Le gouvernement Valls avait annoncé que cet automne débuteraient les travaux de l’aéroport de Notre-Dame-des-Landes, et que pour ce faire tout ce qui y vit serait extirpé par la force. La saison avançant, la menace se fait pressante, et nous sommes plus que jamais déterminés à défendre le bocage et ses habitants, en empêchant que ne sorte de terre un ouvrage aussi inutile que nuisible. Une grande manifestation se tiendra donc sur les terres menacées de saccage les 8 et 9 octobre prochains.

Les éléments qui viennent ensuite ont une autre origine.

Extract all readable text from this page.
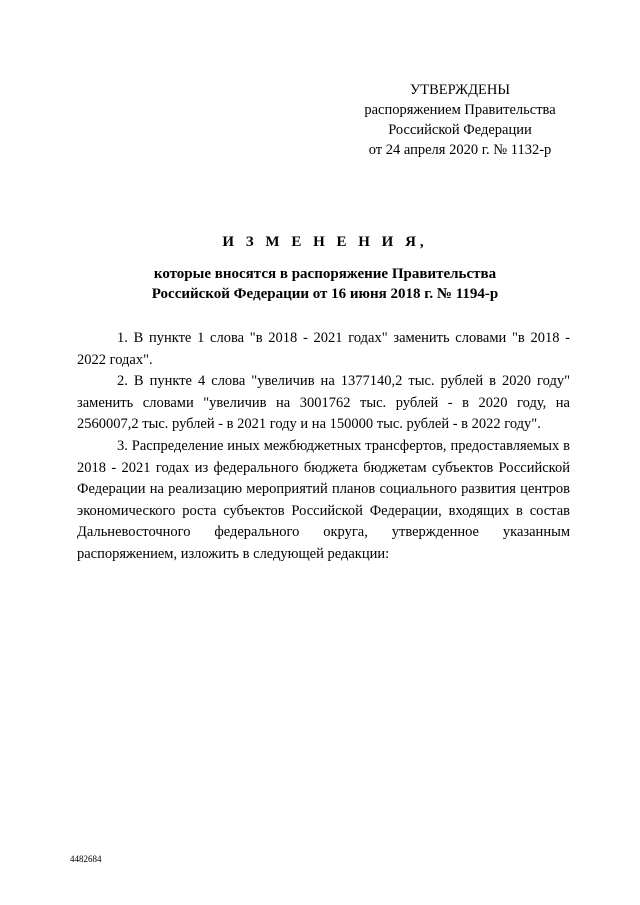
УТВЕРЖДЕНЫ
распоряжением Правительства
Российской Федерации
от 24 апреля 2020 г. № 1132-р
И З М Е Н Е Н И Я,
которые вносятся в распоряжение Правительства
Российской Федерации от 16 июня 2018 г. № 1194-р

1. В пункте 1 слова "в 2018 - 2021 годах" заменить словами "в 2018 - 2022 годах".

2. В пункте 4 слова "увеличив на 1377140,2 тыс. рублей в 2020 году" заменить словами "увеличив на 3001762 тыс. рублей - в 2020 году, на 2560007,2 тыс. рублей - в 2021 году и на 150000 тыс. рублей - в 2022 году".

3. Распределение иных межбюджетных трансфертов, предоставляемых в 2018 - 2021 годах из федерального бюджета бюджетам субъектов Российской Федерации на реализацию мероприятий планов социального развития центров экономического роста субъектов Российской Федерации, входящих в состав Дальневосточного федерального округа, утвержденное указанным распоряжением, изложить в следующей редакции:

4482684
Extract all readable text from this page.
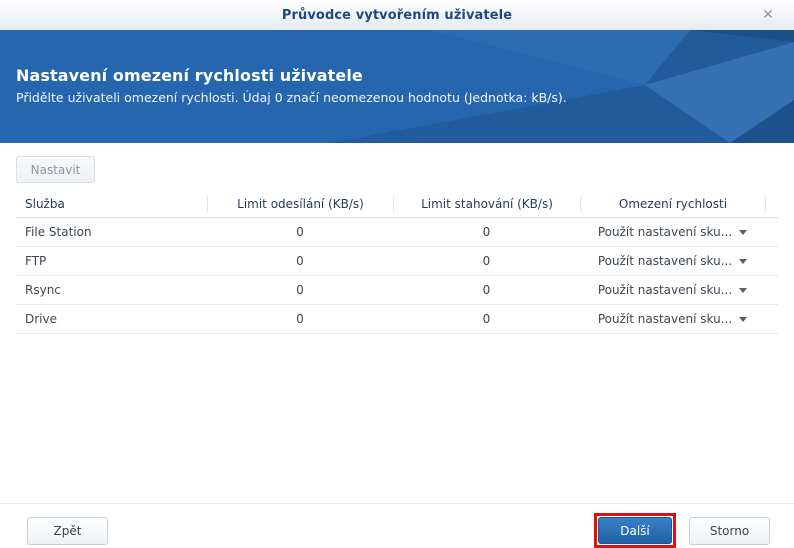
Průvodce vytvořením uživatele	✕
Nastavení omezení rychlosti uživatele

Přidělte uživateli omezení rychlosti. Údaj 0 značí neomezenou hodnotu (Jednotka: kB/s).

Nastavit
Služba	Limit odesílání (KB/s)	Limit stahování (KB/s)	Omezení rychlosti
File Station	0	0	Použít nastavení sku...
FTP	0	0	Použít nastavení sku...
Rsync	0	0	Použít nastavení sku...
Drive	0	0	Použít nastavení sku...
Zpět	Další	Storno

Cela fait presque dix ans désormais que se joue en ces lieux une expérience unique, mêlant paysans refusant de quitter leurs fermes, locataires indéracinables désormais voisins – et bien plus encore – de toutes celles et ceux les ayant rejoints suite à l’appel des « Habitants qui résistent ». Ces quelques années ont vu se bâtir et grandir soixante lieux de vie à la place du béton et des vrombissements promis par l’État et la multinationale Vinci. Sur ces quelques 2000 hectares, c’est une véritable expérience révolutionnaire qui se construit, à l’envers des logiques de soupçon, de « sécurité », de normalisation et d’individualisme qui ont cours dans notre présent policé. Sa force se love dans son ouverture à ce qui l’entoure, dans les mille liens dont elle est tissée, qui dessinent aujourd’hui une géographie nouvelle à même de lézarder le meilleur des mondes qui nous est imposé. Au creux de cette époque enténébrée, la zad est une lueur qu’il nous incombe non seulement de maintenir, mais de nourrir afin que son feu continue de réchauffer nos espoirs.
Alors que le danger approche, de nombreux lieux proposent donc d’organiser leur défense en montrant des pans de la vie que nous défendrons et continuerons d’enrichir ici, en invitant par exemple des meuniers au moulin, des fromagers dans la laiterie, etc. Et pour la bibliothèque, ce sont à des auteurs, éditeurs ou libraires que nous faisons appel afin de la sauver d’une destruction annoncée. L’idée que les livres soigneusement mis ici à la disposition de tous soient piétinés par des CRS, brûlés par des grenades ou définitivement enfouis sous les décombres du bâtiment nous est insupportable. Parce que ces livres sont le miroir d’un monde, nous vous lançons donc un appel à venir apporter un témoignage (filmé par nos soins) de votre opposition à la destruction du bocage et à la marchandisation de l’espace, tout autant que de votre attachement aux lieux de culture menacés. Un serment prononcé à la bibliothèque les 7, 8 et 9 octobre (ou quelque autre jour selon vos disponibilités), voici une des nombreuses manières de soutenir la résistance, de lui donner le souffle et l’écho à même de faire voyager nos voix réunies. Voici qui aviverait encore davantage notre détermination à opposer nos corps aux sans-âmes qui de tout temps ont été hantés par cette volonté haïssable d’écraser ce qui nous grandit. Au milieu des fumées âcres, nous continuerons à voler le temps de lire, et si les yeux nous piquent, si les mots se brouillent, nous nous rappellerons, vous et nous côte à côte, qu’il faut à tout instant « juxtaposer à la fatalité la résistance à la fatalité ».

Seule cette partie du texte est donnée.